The first full-length biography of one of history’s most notorious femme fatales — Isabella — a much maligned Queen of England.
Isabella of France, Edward II’s queen, was a woman much maligned in her day. Today, it is said that her maniacal laughter can be heard on stormy nights at Castle Rising in Norfolk, and that in the ruins of the 14th century church where she is buried, her angry ghost can be glimpsed, clutching the beating heart of her murdered husband. In literature she has fared no better; Christopher Marlowe’s “unnatural Queen, false Isabel” has also been described as “a woman of evil character, a notorious schemer,” and as the “She-Wolf of France.” Tragic, cruel, tormented: how did Isabella acquire such a reputation?
Born in 1292, the daughter of Philip IV of France and sister to three future French kings, Isabella was a pawn in the game of international politics. She was married at the age of twelve to Edward II of England, thus beginning a public and private life more turbulent and eventful than any heroine, or anti-heroine, in fiction.

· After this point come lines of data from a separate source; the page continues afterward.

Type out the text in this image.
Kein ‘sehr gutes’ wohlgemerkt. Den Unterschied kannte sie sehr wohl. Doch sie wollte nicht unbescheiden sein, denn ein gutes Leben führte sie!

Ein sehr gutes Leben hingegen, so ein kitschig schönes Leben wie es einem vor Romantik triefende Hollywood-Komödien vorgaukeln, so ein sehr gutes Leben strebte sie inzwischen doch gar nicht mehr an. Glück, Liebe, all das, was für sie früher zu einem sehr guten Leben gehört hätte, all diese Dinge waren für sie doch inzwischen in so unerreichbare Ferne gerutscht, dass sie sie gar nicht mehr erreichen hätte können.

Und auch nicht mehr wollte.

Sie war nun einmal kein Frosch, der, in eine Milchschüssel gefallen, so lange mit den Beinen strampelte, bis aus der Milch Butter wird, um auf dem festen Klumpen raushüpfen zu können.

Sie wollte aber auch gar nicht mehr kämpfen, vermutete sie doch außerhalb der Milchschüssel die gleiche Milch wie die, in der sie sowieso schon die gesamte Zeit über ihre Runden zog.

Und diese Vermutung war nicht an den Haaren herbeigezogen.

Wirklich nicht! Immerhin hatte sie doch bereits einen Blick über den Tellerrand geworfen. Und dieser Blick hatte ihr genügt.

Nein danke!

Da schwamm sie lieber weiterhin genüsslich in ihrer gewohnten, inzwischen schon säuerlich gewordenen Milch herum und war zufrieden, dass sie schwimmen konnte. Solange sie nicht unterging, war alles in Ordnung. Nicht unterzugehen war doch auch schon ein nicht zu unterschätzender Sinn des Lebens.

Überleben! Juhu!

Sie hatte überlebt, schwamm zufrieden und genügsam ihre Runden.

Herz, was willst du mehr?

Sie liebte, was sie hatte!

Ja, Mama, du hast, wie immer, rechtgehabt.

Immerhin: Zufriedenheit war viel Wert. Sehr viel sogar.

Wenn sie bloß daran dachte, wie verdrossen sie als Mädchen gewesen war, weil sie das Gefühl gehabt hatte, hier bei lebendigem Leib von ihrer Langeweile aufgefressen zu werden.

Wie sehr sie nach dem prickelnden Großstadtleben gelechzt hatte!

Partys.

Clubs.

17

Through a long period of civil war, Isabella bore Edward four children but was constantly humiliated by his relationships with male favourites. Although she is known to have lived adulterously with Roger Mortimer, 1st Earl of March, accusations of murder and regicide remain unsubstantiated. Had it not been for her unfaithfulness, history may have immortalized her as a liberator — the saviour who unshackled England from a weak and vicious monarch.